Wednesday, September 22, 2010

Yes, you can have a life

This quote pretty much sums up the level of work-life "balance" expected of a new professor:

"Many of us have hobbies and things we prefer to do that may not be related to work. Integrating the two can be a great ally to a new faculty member and to a seasoned faculty member as well. Copying a segment [of the faculty handbook] that can be read during a morning walk on the treadmill or over a cup of coffee at a coffee shop can serve to support both pleasure and business at the same time."

See? You can have a hobby. Just as long as its one that is necessary for health or one that doesn't consume much time. And as long as you can multitask so you don't actually lose valuable work time.

Here are some other ways you can be more efficient on the tenure track:
  • Microwaved meals let you revise your dissertation not only while it cooks, but while you eat, too!
  • Into volunteering? Read to the blind! They will surely appreciate the journal articles you record for them as a change of pace from all those Tom Clancy books.
  • If you're into something more active, like knife-throwing or roller derby, be safe. Don't try to read at the same time. Don't worry, this is the perfect opportunity for graduate student meetings.
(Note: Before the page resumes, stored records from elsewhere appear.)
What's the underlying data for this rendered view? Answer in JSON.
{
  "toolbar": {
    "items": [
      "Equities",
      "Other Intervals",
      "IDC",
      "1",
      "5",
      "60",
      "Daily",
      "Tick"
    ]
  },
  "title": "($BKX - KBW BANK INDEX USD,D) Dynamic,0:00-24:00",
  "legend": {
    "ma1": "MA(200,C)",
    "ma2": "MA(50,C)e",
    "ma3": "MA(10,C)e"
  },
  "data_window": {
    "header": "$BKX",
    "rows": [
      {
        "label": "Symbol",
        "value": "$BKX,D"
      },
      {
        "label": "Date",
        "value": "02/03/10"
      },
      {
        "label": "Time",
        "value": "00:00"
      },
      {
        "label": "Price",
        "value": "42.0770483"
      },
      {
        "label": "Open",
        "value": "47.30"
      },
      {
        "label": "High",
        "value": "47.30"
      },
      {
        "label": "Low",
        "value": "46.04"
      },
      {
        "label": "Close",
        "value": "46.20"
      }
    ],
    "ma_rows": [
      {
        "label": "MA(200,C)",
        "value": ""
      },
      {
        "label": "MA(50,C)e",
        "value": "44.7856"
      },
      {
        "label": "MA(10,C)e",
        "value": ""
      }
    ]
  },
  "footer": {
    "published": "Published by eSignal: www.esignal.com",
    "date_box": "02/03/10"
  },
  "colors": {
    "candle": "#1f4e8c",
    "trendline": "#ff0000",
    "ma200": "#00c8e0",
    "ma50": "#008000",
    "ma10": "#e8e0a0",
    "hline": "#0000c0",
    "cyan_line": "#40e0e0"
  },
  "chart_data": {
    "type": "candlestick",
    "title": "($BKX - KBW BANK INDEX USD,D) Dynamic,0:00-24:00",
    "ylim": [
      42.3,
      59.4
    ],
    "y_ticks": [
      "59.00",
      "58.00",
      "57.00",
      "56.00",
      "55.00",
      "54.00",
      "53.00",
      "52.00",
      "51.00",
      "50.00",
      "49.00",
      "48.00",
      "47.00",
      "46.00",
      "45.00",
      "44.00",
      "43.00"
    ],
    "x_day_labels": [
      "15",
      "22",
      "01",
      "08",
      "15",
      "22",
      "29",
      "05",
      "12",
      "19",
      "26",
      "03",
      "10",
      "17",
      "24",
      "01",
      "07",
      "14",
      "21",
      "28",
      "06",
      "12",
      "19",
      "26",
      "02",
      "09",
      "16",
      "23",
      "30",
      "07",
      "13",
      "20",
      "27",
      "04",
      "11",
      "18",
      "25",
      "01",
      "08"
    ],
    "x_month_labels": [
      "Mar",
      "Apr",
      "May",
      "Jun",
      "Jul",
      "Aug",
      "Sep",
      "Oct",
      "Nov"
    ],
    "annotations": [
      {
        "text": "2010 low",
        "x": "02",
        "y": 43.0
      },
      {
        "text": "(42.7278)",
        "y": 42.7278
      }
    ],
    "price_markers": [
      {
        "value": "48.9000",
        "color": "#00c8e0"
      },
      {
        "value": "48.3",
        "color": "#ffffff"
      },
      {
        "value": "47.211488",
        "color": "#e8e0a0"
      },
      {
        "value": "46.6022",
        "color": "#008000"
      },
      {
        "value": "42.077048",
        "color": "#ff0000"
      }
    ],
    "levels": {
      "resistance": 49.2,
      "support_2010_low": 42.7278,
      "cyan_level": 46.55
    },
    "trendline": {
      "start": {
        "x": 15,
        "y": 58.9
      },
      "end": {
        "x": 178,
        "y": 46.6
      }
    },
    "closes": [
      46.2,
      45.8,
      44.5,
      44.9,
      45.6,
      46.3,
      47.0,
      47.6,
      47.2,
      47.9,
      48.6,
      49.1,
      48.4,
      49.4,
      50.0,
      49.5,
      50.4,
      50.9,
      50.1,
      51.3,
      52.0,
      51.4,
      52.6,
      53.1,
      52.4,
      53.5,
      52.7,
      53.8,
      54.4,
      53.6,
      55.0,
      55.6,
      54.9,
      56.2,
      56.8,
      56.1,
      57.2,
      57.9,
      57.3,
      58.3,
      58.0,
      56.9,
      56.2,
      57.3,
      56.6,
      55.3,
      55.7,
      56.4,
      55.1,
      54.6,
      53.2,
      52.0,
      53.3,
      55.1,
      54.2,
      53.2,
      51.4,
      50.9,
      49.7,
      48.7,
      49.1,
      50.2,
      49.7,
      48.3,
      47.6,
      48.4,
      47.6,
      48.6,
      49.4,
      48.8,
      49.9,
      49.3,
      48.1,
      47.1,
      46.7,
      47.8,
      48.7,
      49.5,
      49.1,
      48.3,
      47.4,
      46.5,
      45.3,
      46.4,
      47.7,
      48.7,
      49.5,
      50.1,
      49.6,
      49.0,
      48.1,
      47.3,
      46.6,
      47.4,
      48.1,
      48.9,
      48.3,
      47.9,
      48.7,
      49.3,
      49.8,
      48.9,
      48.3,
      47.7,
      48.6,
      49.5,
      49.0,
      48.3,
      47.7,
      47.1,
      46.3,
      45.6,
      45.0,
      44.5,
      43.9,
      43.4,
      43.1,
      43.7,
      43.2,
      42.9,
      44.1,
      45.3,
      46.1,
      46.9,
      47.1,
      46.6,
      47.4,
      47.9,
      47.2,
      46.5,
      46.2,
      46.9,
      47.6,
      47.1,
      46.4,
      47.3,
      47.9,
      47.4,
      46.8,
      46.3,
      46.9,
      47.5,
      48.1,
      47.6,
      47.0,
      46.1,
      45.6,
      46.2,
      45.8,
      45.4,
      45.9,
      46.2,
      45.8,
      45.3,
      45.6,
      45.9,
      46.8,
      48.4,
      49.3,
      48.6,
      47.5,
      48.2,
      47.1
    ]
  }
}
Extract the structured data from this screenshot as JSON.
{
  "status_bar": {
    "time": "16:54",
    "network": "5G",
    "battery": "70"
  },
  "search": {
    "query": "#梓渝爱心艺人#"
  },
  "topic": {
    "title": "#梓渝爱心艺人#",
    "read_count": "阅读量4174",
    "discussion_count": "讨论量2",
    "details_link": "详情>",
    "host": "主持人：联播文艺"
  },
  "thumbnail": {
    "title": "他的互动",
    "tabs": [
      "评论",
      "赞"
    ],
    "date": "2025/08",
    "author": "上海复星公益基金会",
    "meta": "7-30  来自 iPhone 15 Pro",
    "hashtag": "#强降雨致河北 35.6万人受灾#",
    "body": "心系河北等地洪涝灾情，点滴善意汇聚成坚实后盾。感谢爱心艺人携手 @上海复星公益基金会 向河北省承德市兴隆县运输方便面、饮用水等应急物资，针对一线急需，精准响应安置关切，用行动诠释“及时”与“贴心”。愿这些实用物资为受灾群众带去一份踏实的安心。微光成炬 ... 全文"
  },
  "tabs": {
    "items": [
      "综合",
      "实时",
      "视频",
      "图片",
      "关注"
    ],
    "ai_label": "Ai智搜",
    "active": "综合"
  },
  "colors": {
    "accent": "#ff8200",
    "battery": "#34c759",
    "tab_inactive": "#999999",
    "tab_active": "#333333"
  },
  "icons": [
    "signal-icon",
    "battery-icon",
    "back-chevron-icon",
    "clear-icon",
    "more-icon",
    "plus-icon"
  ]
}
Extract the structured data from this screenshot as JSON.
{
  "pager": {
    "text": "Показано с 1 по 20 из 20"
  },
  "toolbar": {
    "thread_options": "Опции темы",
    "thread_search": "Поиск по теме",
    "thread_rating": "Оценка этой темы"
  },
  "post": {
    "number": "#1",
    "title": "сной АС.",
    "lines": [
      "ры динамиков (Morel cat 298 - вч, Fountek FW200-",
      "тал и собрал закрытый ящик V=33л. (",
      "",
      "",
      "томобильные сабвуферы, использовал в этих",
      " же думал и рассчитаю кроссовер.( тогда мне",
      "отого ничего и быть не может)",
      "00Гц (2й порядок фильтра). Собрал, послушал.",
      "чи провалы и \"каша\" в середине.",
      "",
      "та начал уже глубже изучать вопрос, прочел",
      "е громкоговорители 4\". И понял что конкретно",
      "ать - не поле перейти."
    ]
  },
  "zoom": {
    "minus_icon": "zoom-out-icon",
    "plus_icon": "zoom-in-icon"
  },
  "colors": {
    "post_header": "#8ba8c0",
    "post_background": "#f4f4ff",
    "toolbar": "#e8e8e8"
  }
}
Besides, your students will benefit from seeing you model work-life balance. Win-win!
  • On the other hand, do not try to combine graduate students and dating. Instead, limit your pool of potential partners to faculty members within your department. You'll learn about department politics and get some nookie.
  • Into travel? One word: Conferences.
  • Many new faculty make the mistake of talking too much in faculty meetings. One way to keep your mouth shut is to bring your Blackberry. Your colleagues will think you're texting, but you'll actually be getting ahead by writing op-ed tweets.
  • You need mentors. Remember to always meet over lunch for maximum time savings.
  • Don't spend too much time on class preperation. Limit it to the time that would otherwise be wasted by doubling prep time with shower time.
  • Children? Despite conventional wisdom, they're not a problem. Just use the handy parenting tips in the Baby Be of Use series.